Affable Billy Butler was testing his skills as an interviewer  in the Royals’ camp on Monday, hoping to take over the “Mark Teahen Show” which had been shown on the Kauffman Stadium video board and on the Royals Insider TV show.

With cameraman Stephen Spiegel trailing him, Butler accosted teammate David DeJesus who was just finishing up an interview with several reporters. Butler jumped in with a burning question: “What’s your favorite color?” DeJesus was quick with his answer: “Royal blue.”

Butler merrily asked questions of other players and this reporter who just as merrily gave him a “no comment.”

The Teahen production was a whimsical, mostly nonsensical series of give-and-take with teammates. But now that he’s gone to the White Sox, the job of host was open.

Or was it? With the Royals Insider TV show canceled this year, Butler may be auditioning for a gig that no longer exists. That would be too bad. Billy seemed to be having a ball.

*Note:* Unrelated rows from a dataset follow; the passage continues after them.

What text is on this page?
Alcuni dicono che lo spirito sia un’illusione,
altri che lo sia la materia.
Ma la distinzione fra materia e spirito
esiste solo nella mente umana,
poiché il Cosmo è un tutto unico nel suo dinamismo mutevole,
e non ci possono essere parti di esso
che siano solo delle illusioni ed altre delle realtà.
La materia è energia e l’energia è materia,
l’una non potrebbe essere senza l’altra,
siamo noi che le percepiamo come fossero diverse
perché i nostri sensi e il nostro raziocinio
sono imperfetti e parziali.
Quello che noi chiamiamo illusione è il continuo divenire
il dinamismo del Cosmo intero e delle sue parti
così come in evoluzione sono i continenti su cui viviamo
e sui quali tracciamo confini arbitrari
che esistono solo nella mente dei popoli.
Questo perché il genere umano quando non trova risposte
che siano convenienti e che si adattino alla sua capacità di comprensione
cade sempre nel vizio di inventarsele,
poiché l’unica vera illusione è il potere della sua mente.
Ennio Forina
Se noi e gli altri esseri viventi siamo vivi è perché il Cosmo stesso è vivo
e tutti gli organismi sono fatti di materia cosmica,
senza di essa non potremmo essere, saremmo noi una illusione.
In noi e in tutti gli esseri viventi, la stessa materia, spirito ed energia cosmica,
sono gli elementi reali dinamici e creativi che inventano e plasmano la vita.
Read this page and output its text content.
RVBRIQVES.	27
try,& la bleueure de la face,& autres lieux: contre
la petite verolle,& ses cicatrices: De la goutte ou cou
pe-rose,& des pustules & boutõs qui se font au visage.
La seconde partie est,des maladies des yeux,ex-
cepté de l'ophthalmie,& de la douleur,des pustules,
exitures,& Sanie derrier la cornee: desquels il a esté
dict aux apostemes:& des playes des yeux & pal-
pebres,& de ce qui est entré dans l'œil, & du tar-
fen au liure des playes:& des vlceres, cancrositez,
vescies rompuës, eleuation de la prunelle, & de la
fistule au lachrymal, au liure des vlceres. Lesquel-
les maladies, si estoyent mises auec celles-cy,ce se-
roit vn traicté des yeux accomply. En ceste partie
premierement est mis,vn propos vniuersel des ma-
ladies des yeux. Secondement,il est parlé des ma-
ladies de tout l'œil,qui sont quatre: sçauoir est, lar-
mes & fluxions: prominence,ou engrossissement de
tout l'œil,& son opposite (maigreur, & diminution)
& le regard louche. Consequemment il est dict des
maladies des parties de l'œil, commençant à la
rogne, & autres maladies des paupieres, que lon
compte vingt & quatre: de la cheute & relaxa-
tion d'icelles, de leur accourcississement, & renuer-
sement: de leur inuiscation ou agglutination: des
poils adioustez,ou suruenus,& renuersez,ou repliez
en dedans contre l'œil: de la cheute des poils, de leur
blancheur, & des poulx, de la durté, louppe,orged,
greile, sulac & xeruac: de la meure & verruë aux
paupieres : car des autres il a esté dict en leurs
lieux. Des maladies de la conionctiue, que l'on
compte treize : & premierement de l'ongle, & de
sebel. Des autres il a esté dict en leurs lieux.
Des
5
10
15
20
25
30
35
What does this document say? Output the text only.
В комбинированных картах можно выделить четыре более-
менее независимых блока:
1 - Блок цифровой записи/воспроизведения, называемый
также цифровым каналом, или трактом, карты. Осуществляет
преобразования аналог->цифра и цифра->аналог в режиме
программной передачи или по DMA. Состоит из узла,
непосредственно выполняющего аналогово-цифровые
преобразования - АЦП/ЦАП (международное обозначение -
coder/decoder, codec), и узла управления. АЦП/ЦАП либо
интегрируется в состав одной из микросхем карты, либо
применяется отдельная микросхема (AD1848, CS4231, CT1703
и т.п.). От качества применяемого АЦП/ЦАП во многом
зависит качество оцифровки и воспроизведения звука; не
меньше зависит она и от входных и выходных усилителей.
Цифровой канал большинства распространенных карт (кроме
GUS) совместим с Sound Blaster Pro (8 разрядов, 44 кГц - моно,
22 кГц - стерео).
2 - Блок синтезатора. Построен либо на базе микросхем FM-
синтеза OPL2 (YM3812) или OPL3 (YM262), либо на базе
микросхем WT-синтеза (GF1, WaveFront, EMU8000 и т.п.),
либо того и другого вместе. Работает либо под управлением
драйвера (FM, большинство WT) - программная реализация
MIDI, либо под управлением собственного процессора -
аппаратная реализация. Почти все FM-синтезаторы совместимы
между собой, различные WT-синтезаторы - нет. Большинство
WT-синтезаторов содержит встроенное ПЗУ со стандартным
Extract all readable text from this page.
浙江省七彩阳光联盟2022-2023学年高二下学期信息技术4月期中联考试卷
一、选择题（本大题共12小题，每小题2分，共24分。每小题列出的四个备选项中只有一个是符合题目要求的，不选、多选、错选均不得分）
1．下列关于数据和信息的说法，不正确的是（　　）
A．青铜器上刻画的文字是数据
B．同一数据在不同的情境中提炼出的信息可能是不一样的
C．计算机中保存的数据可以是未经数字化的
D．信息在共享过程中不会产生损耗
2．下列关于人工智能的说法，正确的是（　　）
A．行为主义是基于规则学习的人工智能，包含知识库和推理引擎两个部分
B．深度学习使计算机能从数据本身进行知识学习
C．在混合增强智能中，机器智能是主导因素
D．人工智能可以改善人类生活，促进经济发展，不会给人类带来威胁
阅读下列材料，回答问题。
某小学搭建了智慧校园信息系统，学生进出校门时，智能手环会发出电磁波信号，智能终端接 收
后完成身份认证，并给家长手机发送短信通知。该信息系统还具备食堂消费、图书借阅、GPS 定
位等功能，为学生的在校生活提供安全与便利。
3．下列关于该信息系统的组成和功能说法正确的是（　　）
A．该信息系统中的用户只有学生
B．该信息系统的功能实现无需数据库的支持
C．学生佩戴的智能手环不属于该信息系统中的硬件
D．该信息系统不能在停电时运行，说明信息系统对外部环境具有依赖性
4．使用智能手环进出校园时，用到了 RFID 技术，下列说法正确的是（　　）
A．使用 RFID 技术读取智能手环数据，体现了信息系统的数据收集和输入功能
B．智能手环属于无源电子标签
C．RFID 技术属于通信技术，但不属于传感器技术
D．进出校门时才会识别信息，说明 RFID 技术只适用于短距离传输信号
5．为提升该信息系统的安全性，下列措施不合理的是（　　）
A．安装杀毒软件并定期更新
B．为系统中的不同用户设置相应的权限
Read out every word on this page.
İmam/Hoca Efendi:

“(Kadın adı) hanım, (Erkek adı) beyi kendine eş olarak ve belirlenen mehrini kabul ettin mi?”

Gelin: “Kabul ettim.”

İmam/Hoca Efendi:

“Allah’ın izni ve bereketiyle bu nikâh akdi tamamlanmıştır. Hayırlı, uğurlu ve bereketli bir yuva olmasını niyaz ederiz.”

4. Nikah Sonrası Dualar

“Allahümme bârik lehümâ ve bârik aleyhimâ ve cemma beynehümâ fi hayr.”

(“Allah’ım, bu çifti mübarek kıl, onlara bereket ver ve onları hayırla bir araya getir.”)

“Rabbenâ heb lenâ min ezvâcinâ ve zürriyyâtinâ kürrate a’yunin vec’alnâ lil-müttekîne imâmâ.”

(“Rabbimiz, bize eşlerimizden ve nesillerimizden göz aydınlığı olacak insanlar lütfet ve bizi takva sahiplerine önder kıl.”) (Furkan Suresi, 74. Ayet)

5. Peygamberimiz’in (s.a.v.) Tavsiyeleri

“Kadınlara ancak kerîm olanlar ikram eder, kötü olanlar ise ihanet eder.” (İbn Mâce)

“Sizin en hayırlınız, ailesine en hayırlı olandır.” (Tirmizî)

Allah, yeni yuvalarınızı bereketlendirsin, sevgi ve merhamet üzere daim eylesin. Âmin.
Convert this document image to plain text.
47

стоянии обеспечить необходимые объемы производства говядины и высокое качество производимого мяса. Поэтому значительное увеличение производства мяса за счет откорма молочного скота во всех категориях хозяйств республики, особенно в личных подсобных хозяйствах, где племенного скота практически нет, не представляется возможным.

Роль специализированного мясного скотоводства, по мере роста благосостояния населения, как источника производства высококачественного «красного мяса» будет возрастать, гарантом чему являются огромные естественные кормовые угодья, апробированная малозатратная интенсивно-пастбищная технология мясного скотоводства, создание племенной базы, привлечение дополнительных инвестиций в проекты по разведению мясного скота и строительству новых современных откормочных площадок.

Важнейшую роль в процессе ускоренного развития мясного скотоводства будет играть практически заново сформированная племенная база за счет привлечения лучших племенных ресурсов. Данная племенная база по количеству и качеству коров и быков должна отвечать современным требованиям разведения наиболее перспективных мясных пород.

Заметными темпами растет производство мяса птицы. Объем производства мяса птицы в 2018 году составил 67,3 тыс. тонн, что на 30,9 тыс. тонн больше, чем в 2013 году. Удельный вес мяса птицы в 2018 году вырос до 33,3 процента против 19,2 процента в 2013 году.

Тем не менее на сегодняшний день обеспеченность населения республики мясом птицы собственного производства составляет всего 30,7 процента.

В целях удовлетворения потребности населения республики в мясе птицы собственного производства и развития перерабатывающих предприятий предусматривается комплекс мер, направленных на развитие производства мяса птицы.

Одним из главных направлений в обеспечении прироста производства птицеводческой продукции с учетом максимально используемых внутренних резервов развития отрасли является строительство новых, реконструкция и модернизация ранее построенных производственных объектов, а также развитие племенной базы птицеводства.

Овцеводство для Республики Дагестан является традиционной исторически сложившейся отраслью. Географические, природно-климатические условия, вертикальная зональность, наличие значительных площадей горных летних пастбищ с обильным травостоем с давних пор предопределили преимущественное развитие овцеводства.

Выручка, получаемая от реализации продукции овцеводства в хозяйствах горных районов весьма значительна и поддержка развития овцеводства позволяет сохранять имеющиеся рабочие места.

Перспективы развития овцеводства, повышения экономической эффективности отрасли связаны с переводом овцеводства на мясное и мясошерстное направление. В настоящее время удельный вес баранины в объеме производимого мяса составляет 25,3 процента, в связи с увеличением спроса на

Catcher Jason Kendall joining the Royals after his father, Fred, had been a coach in KC prompted the topic of other father-son combinations with the club. There were three combos as players: Hal and Brian McRae, John and Dusty Wathan and Floyd and Brian Bannister. There was the manager-player combo of Tony Pena and Tony Pena Jr. and, of course, Hal McRae and John Wathan also were Royals managers. Royals staffers Colby Curry and Curt Nelson dug into the matter. Nelson, director of the Royals Hall of Fame, noted there were other Royals players who had big-league fathers including Bob Boone (Ray), Chris Haney (Larry), Kurt Stillwell (Ron), Mel Stottlemyre Jr. (Mel) and Danny Tartabull (Jose) although the dads didn’t play with the Royals. The only brother combination to play for the Royals apparently was George and Ken Brett. . . . Umpires supervisor Steve Palmero dropped by the Royals’ camp to meet with manager Trey Hillman, coaches and staff about proposed rules changes and interpretations. As usual, Palmero is interested in ways to speed up the game, one of his pet projects. . . . Former Royals infielder Tony Graffanino visited ex-teammates in the clubhouse. He’s retired now after 13 Major League seasons with seven teams, bowing out last year in a brief stint with Cleveland.